[HarfBuzz] Cluster question (Was Cluster soap box time)

Tue Nov 20 00:44:51 UTC 2018

On 11/19/2018 01:40 PM, Nathan Willis wrote:
> I think the clean-up that I just did to the "clusters" usermanual 
> chapter improves things, but it did also reveal where there's some 
> additional room for growth.
>
> For a couple of those, I would really appreciate some suggestions.

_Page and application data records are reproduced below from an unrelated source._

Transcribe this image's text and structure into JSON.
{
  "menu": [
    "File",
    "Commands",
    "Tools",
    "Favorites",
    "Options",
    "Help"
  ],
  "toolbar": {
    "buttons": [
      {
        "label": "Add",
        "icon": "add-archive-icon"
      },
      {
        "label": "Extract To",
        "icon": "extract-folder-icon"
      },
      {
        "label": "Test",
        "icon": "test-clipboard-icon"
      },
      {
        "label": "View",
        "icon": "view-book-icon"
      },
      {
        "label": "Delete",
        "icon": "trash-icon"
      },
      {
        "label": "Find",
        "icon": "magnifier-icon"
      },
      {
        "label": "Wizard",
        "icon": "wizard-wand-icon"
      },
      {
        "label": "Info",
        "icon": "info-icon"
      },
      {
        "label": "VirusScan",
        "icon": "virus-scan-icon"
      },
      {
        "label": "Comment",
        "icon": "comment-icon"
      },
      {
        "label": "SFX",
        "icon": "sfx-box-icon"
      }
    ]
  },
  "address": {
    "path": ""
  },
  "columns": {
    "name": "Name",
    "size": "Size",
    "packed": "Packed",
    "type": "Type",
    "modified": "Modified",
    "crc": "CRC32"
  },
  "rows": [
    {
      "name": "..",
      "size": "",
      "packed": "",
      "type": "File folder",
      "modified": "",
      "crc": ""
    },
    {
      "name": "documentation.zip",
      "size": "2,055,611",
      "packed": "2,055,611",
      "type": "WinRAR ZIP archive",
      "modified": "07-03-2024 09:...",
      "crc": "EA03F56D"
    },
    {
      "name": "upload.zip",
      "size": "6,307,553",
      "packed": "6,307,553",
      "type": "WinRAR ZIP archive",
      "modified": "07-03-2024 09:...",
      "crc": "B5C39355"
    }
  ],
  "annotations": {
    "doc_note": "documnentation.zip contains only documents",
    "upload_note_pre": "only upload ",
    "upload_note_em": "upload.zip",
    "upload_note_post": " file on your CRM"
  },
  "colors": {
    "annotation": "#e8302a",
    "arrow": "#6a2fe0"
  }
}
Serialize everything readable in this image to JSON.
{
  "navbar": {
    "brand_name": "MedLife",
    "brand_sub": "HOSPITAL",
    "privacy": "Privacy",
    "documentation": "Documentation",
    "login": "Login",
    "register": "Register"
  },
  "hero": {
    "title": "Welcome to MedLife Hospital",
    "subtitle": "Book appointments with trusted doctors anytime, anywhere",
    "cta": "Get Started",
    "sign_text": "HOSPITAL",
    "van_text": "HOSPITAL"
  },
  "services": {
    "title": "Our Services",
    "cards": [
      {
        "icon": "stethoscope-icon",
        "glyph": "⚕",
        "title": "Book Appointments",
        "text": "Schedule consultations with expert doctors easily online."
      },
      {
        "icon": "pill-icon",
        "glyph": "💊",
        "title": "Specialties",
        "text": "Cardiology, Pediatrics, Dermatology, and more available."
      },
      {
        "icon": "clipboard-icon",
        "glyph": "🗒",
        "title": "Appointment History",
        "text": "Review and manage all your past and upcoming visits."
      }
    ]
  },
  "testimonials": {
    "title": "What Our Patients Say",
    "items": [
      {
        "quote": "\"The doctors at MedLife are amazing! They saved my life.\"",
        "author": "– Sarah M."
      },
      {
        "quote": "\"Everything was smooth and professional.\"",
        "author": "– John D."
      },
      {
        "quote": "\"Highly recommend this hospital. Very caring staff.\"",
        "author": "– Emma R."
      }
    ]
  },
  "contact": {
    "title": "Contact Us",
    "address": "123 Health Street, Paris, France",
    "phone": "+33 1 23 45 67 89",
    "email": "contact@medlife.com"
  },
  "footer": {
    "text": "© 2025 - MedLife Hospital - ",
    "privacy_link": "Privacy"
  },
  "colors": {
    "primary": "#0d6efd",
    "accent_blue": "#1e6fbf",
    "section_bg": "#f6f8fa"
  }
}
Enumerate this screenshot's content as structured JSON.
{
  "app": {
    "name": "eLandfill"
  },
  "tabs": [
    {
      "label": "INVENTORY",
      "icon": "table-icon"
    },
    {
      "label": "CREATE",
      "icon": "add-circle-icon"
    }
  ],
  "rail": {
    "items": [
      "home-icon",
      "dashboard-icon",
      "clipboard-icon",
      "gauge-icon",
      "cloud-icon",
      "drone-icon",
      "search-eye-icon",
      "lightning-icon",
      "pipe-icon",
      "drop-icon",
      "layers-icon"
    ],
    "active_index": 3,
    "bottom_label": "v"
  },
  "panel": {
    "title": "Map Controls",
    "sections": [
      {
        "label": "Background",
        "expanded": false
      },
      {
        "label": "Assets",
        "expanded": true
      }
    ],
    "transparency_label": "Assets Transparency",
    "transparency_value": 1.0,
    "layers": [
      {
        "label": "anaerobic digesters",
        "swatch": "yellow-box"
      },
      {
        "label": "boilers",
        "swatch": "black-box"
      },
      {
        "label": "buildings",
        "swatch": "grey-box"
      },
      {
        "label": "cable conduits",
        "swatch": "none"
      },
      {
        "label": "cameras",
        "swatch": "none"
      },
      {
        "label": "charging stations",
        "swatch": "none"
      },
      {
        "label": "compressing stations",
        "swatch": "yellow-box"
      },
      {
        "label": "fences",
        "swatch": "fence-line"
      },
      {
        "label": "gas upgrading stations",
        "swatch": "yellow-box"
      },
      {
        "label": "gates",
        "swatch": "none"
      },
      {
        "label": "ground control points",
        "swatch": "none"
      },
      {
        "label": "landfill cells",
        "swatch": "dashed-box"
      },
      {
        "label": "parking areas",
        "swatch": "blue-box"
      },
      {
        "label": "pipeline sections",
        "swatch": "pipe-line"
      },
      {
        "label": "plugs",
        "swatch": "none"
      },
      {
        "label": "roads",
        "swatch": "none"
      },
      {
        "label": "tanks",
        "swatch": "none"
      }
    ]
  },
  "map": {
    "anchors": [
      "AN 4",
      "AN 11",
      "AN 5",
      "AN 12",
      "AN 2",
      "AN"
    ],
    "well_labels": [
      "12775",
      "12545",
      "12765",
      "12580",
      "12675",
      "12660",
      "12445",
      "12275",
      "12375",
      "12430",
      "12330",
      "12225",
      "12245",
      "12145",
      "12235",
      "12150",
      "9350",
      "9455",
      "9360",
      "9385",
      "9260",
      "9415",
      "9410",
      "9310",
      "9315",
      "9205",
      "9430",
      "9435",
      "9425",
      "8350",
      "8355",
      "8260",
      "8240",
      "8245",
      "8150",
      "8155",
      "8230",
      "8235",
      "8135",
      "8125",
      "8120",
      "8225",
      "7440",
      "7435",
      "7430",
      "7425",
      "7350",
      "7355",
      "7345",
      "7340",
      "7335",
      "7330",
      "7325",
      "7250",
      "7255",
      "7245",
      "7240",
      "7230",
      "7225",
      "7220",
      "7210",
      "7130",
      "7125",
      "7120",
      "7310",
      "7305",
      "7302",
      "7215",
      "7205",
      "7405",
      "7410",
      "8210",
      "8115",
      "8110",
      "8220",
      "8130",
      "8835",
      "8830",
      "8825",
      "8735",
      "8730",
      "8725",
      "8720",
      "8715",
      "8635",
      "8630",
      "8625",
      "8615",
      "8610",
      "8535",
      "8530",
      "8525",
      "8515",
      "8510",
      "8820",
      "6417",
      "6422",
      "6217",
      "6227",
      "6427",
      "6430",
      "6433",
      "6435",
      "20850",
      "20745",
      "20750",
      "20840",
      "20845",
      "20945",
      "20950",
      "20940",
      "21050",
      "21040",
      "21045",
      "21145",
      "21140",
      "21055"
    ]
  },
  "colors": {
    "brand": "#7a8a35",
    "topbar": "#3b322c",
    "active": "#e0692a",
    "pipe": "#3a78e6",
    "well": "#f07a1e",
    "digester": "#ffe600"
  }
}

In 
> particular, I'd like to hear any recommendations from the list for two 
> things:
>
> - a real-world example of where cluster-level 2 is what you'd actually 
> want to use
> - a real-world example of where level 0 does the wrong thing but level 
> 1 gets it right (I thought of multiple-mark reordering here already; 
> not sure how many others there are...)
>
> I just think that some 'from the wild' examples would make the subject 
> easier to digest.
>
> Thanks,
> Nat

Your post, and the updated documentation, is perfect timing for a 
question I have been working on. We have a real world application that 
used a very old version of harfbuzz (0.9x). We are updating to the 
current harfbuzz release, and one of the issues we are working on is how 
to use the new harfbuzz to locate grapheme breaks. We were under the 
impression this information would be available in the cluster numbers 
after shaping, but your updates to the documentation are making us 
wonder if we are not using the API correctly. We have tried cluster 
levels 0 and 1, and neither one worked as we expected. In every case, 
combining accents are marked as being in a separate cluster to the base 
codepoint. For example, U+0061 Latin Small Letter A followed by U+0308 
Combining Diaeresis are being placed in adjacent clusters rather than 
the same cluster. Did I misunderstand the purpose of clustering 
codepoints? Is there a way to use the current version of harfbuzz to 
break graphemes?

Any help or insight anyone can provide would be greatly appreciated.